Представлены статистические данные. «Эти изменения нашли отражение и в структурах общественного сознания. Если в мае 1964 года 54 % опрошенных согласились с тем, что «правительство национал-социалистов было несправедливым правительством и преступным режимом», то в ноябре 1978 года доля согласных с этим утверждением выросла до 71 % (не согласились 28 % в 1964 и 21 % в 1978 году). Ярким свидетельством того, насколько сложным и медленным был процесс переосмысления национального прошлого в послевоенной ФРГ, может послужить таблица, демонстрирующая динамику общественного восприятия роли Гитлера.
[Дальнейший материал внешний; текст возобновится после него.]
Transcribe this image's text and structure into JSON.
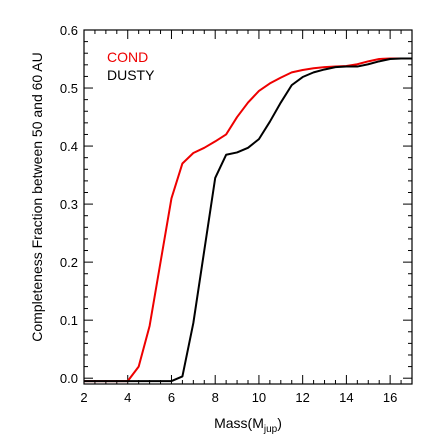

В мае 1955 года 48 % опрошенных согласились, что «если бы не война, Гитлер был бы одним из величайших государственных деятелей Германии» (лишь 36 % опрошенных не согласились с этим высказыванием). Эта оценка роли диктатора менялась чрезвычайно медленно, но устойчиво. Так что в опросе, проведенном Институтом Алленсбаха в мае 1967 года, картина фактически «перевернулась»: доля согласных с утверждением сократилась до 32 %, а доля несогласных преодолела 50-процентный рубеж (и в ноябре 1978 года достигла 55 %)».